Wednesday, July 28, 2021

cancel culture takes down another one

Professor Dave Porter was fired from his job—tenure revoked (tenure is something of a joke these days; it stopped guaranteeing job security years ago) and no investigation made—after a single student complained about a survey he'd conducted. Read more here. And watch this video (recommended to watch at 1.75X speed because the prof speaks so slowly):





3 comments:

John Mac said...

Pretty shocking (read the article, didn't watch the video). I want to believe at some point there is going to be a backlash against the cancel culture (cancel the cancellers?) but I fear it may not come in my lifetime...

Charles said...

Why do I get the feeling that we are not getting the whole story here? Why would current students be fearful of attending his class? Why would other faculty members fear that he would come to their homes and "get in their face"? Also, the student who complained about the survey had previously filed a Title IX complaint, so whatever is going on has apparently been going on for a while. To say that he was fired "after a single student complained about a survey he conducted" is technically true, since that does seem to be the order of events, but it also implies causality, and not just causality but the idea that the complaint about the survey was the sole cause of his termination.

I'm not saying that Professor Porter is necessarily guilty and should have indeed been fired. The truth is that I know nothing about this situation except the information provided in that very one-sided post. We only get Porter's side of the story here, and that's not enough. It's easy to read this and say, "Cancel culture strikes again!" And maybe that's true. If there was indeed no investigation, no due process at all, that would indeed be something to be concerned about. But Porter himself states that this came at the end of a 10-week suspension, so this process clearly went on for a while. And it is in Porter's best interests to present himself in the best possible light, so I have to wonder what he might have left out. Still, I can pass no other judgment than to say I don't have enough to go on right now.
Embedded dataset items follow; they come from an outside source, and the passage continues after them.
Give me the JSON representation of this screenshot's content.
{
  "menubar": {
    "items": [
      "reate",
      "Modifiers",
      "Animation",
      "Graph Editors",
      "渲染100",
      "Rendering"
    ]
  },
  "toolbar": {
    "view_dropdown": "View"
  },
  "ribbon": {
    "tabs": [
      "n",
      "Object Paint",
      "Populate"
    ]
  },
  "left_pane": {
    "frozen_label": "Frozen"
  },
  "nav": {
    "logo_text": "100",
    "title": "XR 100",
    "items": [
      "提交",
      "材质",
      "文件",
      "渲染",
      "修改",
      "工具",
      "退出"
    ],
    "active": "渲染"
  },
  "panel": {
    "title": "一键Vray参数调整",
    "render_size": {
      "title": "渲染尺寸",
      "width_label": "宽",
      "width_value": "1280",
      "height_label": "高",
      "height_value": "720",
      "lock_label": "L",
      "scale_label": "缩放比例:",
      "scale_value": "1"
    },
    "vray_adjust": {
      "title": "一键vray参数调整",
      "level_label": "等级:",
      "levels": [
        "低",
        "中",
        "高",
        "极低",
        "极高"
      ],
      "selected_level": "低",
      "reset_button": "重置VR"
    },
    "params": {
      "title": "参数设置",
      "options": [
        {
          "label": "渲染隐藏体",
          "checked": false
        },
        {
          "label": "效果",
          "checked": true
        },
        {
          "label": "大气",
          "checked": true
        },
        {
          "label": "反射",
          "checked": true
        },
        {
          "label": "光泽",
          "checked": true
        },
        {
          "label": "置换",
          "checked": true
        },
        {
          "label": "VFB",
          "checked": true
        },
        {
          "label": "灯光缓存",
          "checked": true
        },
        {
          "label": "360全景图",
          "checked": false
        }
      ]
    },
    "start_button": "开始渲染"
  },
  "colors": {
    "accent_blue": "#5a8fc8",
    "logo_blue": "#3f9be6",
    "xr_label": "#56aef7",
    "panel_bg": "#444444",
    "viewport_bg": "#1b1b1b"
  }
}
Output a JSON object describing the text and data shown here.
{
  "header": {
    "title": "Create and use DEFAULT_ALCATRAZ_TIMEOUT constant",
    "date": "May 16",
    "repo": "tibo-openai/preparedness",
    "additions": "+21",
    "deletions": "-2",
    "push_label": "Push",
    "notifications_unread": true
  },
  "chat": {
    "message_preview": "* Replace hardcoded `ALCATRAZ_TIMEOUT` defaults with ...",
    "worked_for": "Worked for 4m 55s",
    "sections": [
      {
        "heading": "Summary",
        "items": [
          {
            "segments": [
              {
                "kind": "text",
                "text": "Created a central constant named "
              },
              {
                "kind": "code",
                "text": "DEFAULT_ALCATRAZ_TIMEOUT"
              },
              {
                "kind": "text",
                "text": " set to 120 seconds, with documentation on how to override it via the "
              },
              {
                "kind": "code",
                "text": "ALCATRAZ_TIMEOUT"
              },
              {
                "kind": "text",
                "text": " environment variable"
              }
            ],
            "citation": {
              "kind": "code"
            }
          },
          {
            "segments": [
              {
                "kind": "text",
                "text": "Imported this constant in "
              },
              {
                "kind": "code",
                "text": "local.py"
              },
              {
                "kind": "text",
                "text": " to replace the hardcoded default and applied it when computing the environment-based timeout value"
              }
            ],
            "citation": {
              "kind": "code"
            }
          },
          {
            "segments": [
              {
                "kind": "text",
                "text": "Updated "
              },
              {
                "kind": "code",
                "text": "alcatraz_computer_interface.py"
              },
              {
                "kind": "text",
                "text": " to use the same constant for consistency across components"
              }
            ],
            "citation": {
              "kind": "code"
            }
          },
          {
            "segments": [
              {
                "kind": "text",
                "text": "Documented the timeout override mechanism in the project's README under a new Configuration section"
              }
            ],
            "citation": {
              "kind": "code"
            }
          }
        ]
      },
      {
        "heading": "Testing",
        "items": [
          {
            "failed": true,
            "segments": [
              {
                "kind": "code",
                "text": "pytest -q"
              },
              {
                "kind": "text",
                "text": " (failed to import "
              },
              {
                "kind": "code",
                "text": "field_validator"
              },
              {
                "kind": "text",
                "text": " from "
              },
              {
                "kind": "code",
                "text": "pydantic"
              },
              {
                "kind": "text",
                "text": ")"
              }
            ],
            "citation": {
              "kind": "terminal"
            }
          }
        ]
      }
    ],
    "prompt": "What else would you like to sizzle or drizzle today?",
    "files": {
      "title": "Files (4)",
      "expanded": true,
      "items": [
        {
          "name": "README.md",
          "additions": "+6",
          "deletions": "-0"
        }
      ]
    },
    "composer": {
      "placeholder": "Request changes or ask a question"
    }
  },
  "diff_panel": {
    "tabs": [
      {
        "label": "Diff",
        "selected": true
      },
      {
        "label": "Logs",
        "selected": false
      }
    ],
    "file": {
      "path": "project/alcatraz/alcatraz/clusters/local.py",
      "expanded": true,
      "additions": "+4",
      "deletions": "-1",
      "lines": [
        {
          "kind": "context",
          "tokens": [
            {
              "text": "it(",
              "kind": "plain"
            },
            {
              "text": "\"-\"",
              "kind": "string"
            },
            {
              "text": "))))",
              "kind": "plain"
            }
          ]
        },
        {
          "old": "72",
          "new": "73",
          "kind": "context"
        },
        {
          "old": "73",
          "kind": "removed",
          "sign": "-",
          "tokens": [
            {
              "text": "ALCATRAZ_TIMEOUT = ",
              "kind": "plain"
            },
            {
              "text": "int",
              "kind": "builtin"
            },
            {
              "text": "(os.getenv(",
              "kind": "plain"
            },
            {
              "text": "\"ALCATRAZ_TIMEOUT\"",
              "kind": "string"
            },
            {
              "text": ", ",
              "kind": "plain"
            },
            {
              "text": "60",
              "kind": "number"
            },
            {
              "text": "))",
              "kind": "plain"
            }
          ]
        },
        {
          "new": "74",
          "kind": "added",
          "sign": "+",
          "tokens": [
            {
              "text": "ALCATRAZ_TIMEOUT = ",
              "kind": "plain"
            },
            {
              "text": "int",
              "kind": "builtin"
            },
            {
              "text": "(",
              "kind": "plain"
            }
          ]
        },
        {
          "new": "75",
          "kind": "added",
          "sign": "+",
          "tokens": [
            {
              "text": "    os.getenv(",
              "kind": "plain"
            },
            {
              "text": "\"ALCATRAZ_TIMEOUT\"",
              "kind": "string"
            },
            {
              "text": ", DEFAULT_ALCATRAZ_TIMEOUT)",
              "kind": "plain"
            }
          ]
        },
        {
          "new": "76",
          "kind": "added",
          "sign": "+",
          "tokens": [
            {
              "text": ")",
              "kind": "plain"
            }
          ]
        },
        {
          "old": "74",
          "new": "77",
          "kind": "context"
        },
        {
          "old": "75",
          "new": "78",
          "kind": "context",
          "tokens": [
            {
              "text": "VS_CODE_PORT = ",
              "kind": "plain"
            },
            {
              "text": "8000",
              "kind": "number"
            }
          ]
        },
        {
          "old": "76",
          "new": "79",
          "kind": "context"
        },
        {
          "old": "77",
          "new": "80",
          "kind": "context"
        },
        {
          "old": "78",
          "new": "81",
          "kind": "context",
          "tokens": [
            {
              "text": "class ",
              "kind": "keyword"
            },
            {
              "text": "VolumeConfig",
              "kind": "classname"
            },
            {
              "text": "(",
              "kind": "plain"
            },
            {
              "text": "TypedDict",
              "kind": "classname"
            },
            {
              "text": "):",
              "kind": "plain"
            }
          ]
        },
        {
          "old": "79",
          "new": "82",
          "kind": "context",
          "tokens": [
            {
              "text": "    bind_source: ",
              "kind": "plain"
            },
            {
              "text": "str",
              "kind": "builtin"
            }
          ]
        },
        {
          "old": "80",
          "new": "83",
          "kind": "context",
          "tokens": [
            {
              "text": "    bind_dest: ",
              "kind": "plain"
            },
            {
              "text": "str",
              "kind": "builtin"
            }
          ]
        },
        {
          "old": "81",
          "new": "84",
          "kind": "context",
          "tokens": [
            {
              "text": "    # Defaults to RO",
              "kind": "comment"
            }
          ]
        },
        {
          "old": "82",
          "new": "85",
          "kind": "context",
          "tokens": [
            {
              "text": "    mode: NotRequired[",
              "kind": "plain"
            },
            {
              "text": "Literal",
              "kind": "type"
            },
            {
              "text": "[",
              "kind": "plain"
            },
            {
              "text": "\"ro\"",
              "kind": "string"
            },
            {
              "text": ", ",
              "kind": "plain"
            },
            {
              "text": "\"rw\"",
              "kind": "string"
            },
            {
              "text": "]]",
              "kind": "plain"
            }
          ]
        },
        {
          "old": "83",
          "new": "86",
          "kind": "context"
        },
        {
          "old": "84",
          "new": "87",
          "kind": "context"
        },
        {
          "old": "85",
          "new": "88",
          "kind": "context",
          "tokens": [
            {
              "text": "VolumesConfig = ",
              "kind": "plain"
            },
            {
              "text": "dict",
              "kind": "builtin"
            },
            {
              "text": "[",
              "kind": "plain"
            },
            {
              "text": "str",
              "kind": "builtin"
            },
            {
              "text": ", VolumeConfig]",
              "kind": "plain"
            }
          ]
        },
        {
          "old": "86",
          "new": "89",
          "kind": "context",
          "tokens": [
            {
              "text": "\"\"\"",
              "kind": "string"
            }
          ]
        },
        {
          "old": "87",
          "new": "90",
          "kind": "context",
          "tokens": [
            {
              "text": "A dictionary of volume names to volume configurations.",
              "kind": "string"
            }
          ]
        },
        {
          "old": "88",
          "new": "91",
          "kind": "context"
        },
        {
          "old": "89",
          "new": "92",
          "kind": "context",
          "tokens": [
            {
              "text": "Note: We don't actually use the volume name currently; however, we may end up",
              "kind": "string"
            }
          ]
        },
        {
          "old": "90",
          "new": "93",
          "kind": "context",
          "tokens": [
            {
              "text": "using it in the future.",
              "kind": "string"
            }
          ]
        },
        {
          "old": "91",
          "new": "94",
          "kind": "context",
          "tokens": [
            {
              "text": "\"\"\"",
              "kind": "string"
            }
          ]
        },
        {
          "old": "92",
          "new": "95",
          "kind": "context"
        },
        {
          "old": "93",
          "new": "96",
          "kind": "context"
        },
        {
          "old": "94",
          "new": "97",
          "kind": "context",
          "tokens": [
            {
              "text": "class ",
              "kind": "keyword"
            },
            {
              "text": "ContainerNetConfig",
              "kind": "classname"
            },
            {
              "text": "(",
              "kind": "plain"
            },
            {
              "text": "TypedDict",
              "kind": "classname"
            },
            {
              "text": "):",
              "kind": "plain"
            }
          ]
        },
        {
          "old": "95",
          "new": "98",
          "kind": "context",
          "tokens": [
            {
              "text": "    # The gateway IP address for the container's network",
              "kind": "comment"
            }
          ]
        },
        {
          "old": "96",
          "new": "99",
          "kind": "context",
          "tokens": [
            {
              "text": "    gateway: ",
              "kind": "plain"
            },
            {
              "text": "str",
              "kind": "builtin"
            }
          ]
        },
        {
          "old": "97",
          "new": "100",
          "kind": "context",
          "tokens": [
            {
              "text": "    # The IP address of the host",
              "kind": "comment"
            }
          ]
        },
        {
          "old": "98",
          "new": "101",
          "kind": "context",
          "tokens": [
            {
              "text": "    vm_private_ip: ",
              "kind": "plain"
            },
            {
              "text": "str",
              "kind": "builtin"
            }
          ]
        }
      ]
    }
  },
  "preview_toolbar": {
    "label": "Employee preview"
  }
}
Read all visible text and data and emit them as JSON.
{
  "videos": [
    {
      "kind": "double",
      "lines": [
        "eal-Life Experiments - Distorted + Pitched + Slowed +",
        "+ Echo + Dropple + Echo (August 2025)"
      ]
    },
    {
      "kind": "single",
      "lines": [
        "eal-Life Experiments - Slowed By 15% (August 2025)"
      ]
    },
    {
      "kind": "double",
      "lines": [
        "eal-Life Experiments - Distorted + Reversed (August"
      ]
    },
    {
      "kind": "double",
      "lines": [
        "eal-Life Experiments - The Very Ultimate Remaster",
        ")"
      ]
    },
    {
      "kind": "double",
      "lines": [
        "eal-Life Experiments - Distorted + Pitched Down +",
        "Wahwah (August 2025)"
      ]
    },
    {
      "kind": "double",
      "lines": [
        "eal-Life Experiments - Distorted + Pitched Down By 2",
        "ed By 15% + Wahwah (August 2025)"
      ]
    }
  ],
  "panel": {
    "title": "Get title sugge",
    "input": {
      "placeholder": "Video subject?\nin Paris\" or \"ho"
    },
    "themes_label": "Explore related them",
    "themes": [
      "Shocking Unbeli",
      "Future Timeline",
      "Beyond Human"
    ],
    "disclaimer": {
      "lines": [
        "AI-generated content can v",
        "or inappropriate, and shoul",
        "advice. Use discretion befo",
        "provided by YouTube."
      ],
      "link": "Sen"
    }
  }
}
Normally, I probably wouldn't comment on this, but I do sort of have a dog in this race, so to speak. At my institution (which I will not mention for the sake of the search engines, even though it wouldn't be too hard to figure out if one really wanted to), as you may know, we have had issues between professors and students, issues that have led to professors being forced to resign. These issues are never cut-and-dried; it is rare that either party is completely right or completely wrong. There have been cases where one party is clearly in the wrong, though, and in those cases it is almost always the professor. I'm speaking only from my own experience here and not saying that this necessarily applies universally, as there are cultural differences, etc. But it does make me wary of flat-out ignoring student complaints (especially when we don't even know what those complaints were!) and simply taking the word of the professor--even if my knee-jerk reaction would be to do so.

Even in those cases that have happened here, cases that I watched play out in real time, I never felt like I knew enough about the situation to pass judgment on either party. Thankfully, I was not in a position where I had to. I will apply the same approach here, passing judgment neither for Professor Porter nor against him.

Kevin Kim said...

Charles,

Undoubtedly the article is one-sided, given the political leanings of the website, but instances like this have happened before, in which a cowardly administration takes the easy route and cans the prof as opposed to thoroughly investigating claims and respecting tenure. I take it to be fact that no investigation was done-- why would the professor lie about that? It's an open question as to what the administration spent weeks doing; my inner cynic is inclined to say "dithering."

This sort of case lines up neatly with other instances of cancel culture, so I'm inclined to side with the professor. In American academe these days, there's a real urge to squelch intellectual diversity. Thinking nowadays occurs only along a very narrow band, and that gets called "diverse."